Совещание «генштаба» продлилось не более часа, благо опыт взятия городов «на копьё» у всех нас успел накопиться немалый, что — то кому — то разжёвывать уже не требовалось.

Покинув штабную палатку, я сразу приметил войсковых священников — капелланов. Они начали в своём рабочем порядке с молитвами и благословлениями в устах обходить войска сразу после побудки. От практики построений войск для общевойсковой молитвы в условиях походов и военных действий мы полностью отказались, так как слишком много времени отнимает это действо. Поэтому общевойсковые молебны устраивались только после победы или дома в дни больших православных праздников — здесь уж я священников ни в чём не ограничивал.

Вот и сейчас, капелланы, совсем не обращая внимания на царящую вокруг них кутерьму, крики команд и бряцанье оружием, спокойно обходили изготавливающиеся к бою части. Они размахивали дымящимися кадилами с благовониями, под слова молитв перекрещивая как целые подразделения, так и отдельных страждущих своими перстами, иконами и православными крестами, благословляя всех и вся на ратный подвиг.

Были также развёрнуты полевые алтари, куда стекались все желающие получить причастие. Сильно религиозные пехотинцы скапливались вокруг таких алтарей, становились на колени перед священниками, исповедовались, получали засохший хлеб, тело Христово, крестились.

Не только священники «окучивали» свою армейскую паству, но и политработники не зря ели свой хлеб. Они также как и капелланы мотались по лагерю, устраивая то тут, то там перед батальонными и полковыми построениями войск целые митинги, накачивая бойцов ура — патриотическими лозунгами. Особенно это было ценно и важно накануне крупных, решающих баталий.

Осадная артиллерия устанавливалась напротив проездной башни «Загородского конца» Софийской стороны Новгорода. На военном совете мы решили отойти подальше от Волхова, чтобы иметь возможность заблаговременно узнать и подготовиться ко встречи с Александровым войском Торговой стороны. Софийскую сторону оборонял новгородский тысяцкий вместе с местным ополчением.

Два фланга войск, представленных первым и вторым корпусами, под командованием соответственно Клоча и Мечеслава расположились относительно друг друга под углом в 45°, при этом сам угол представлял из себя гуляй — город с осадными орудиями и Ржевским полком впридачу, он был нацелен прямо на ворота Загородского конца. Ещё две укреплённые артиллерийские позиции разместились по краям флангов. Противник в численном отношении практически не уступал нам, поэтому рассредотачивать силы мы не стали.

От бежавших накануне ночью из города нескольких бояр, силы противника нам стали досконально известны.
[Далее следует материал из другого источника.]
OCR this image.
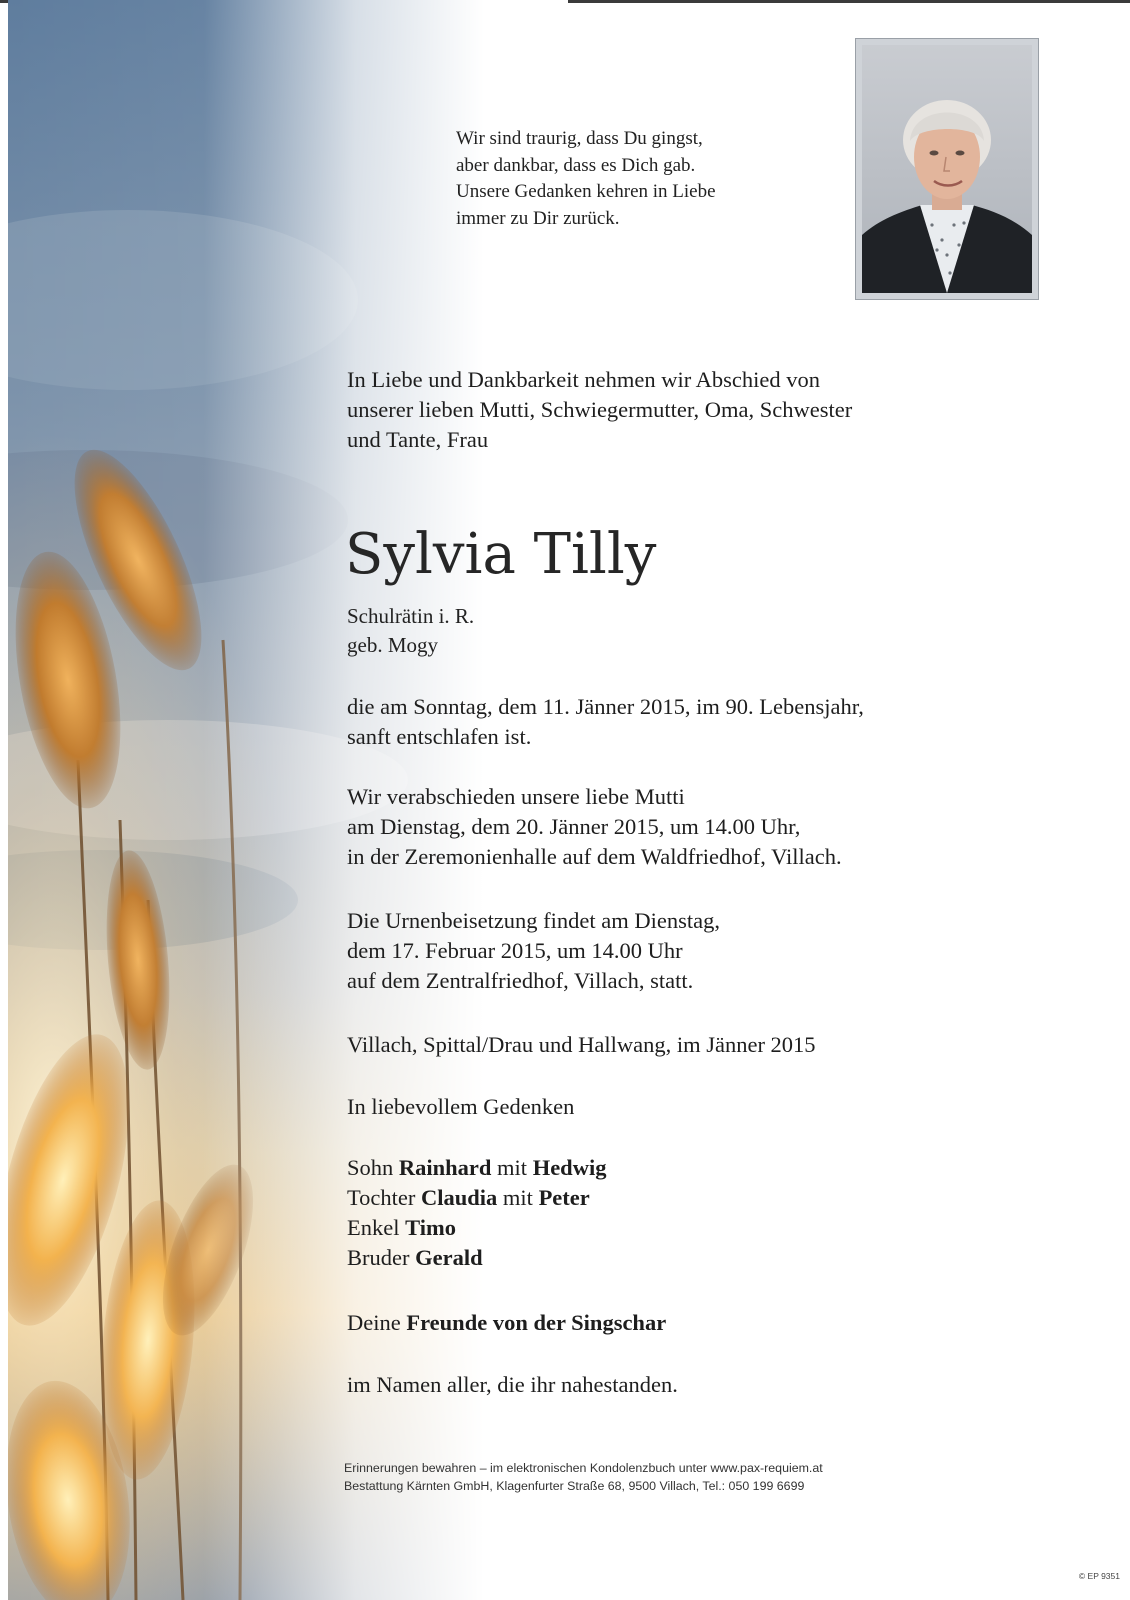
Wir sind traurig, dass Du gingst,
aber dankbar, dass es Dich gab.
Unsere Gedanken kehren in Liebe
immer zu Dir zurück.
In Liebe und Dankbarkeit nehmen wir Abschied von
unserer lieben Mutti, Schwiegermutter, Oma, Schwester
und Tante, Frau
Sylvia Tilly
Schulrätin i. R.
geb. Mogy
die am Sonntag, dem 11. Jänner 2015, im 90. Lebensjahr,
sanft entschlafen ist.
Wir verabschieden unsere liebe Mutti
am Dienstag, dem 20. Jänner 2015, um 14.00 Uhr,
in der Zeremonienhalle auf dem Waldfriedhof, Villach.
Die Urnenbeisetzung findet am Dienstag,
dem 17. Februar 2015, um 14.00 Uhr
auf dem Zentralfriedhof, Villach, statt.
Villach, Spittal/Drau und Hallwang, im Jänner 2015
In liebevollem Gedenken
Sohn Rainhard mit Hedwig
Tochter Claudia mit Peter
Enkel Timo
Bruder Gerald
Deine Freunde von der Singschar
im Namen aller, die ihr nahestanden.
Erinnerungen bewahren – im elektronischen Kondolenzbuch unter www.pax-requiem.at
Bestattung Kärnten GmbH, Klagenfurter Straße 68, 9500 Villach, Tel.: 050 199 6699
© EP 9351
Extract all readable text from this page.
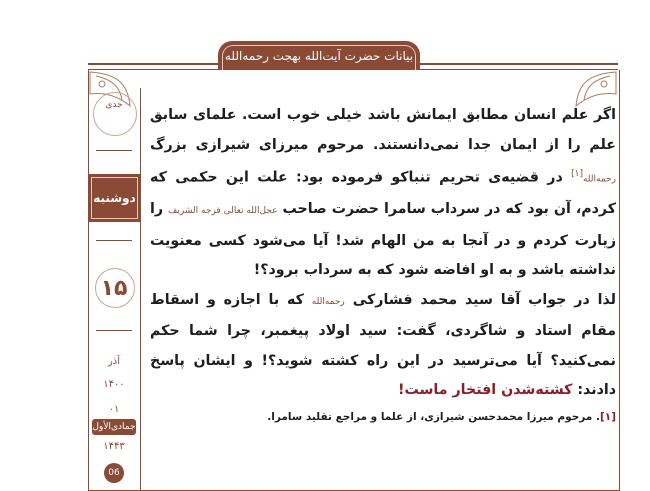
بیانات حضرت آیت‌الله بهجت رحمه‌الله
جدی
دوشنبه
۱۵
آذر
۱۴۰۰
۰۱
جمادی‌الأول
۱۴۴۳
06

اگر علم انسان مطابق ایمانش باشد خیلی خوب است. علمای سابق علم را از ایمان جدا نمی‌دانستند. مرحوم میرزای شیرازی بزرگ رحمه‌الله[۱] در قضیه‌ی تحریم تنباکو فرموده بود: علت این حکمی که کردم، آن بود که در سرداب سامرا حضرت صاحب عجل‌الله تعالی فرجه الشریف را زیارت کردم و در آنجا به من الهام شد! آیا می‌شود کسی معنویت نداشته باشد و به او افاضه شود که به سرداب برود؟!

لذا در جواب آقا سید محمد فشارکی رحمه‌الله که با اجازه و اسقاط مقام استاد و شاگردی، گفت: سید اولاد پیغمبر، چرا شما حکم نمی‌کنید؟ آیا می‌ترسید در این راه کشته شوید؟! و ایشان پاسخ دادند: کشته‌شدن افتخار ماست!

[۱]. مرحوم میرزا محمدحسن شیرازی، از علما و مراجع تقلید سامرا.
Ну и имевшиеся у Никона в городе шпионы ещё раньше пустили за стены стрелы, с прикреплёнными к ним записками, дающими полный расклад вражеский сил, как сейчас выяснилось, полностью совпавший с показаниями бояр — перебежчиков.
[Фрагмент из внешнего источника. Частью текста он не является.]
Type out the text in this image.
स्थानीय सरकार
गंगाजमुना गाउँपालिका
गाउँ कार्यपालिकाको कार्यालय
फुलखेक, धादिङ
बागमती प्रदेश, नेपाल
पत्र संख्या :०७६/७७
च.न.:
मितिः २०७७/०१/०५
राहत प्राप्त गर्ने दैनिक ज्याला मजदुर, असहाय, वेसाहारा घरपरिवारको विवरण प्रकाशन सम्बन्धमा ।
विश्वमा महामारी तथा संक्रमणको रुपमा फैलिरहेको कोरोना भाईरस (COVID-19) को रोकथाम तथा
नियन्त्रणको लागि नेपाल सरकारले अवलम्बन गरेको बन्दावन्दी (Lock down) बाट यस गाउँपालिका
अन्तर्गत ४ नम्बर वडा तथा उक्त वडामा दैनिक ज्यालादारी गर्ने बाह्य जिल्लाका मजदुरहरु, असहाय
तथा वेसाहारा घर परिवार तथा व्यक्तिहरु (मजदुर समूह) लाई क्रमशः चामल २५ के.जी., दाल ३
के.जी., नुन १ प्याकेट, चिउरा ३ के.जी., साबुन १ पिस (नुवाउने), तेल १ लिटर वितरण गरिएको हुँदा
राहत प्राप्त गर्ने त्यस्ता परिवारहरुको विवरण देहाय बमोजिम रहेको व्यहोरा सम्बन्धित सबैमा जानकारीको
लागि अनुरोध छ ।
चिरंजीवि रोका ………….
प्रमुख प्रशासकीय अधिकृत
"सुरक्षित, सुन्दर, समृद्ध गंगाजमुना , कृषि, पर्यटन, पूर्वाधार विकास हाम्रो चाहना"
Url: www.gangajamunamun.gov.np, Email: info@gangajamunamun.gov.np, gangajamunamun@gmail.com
На Софийской стороне находились полки пешцев, численностью более десяти тысяч. Торговая сторона Новгорода была представленная многочисленной конницей: две сотни конных дружинников лично Александра, «владычный полк» архиепископа Спиридона в сотню всадников, тяжеловооруженная конница бояр и детей боярских из «низовых» земель (главным образом из Переяславль — Залесского), числом в четыре сотни во главе с военноначальником Кербетом, являющемся по совместительству ещё и великокняжеским наместником в Дмитрове. Новгородские бояре посадили на коней более тысячи ратников во главе с суздальским воеводою Домашем. Таким образом, общая численность вражеской конницы приближалась к отметке в две тысячи.

Через два часа, громоподобные залпы осадных пушек и свист первых пушечных ядер, известил мир о начале активных осадных действий смоленского войска.

Тяжёлые чугунные ядра и бомбы проламывали деревянные стены, обрушали дубовые брёвна, поднимая фонтаны грунта, утрамбованного в стенные срубы. В центре войска, где я оборудовал себе наблюдательный пункт, наползали, вместе с порывами ветра, пороховые облака.

— Новгородцы по стенам, как мыши туда — сюда шмыгают, а ответку нам никакую дать не могут! — с мальчишеским восторгом в голосе пророкотал стоящий рядом со мной Клоч своему соседу Мечеславу.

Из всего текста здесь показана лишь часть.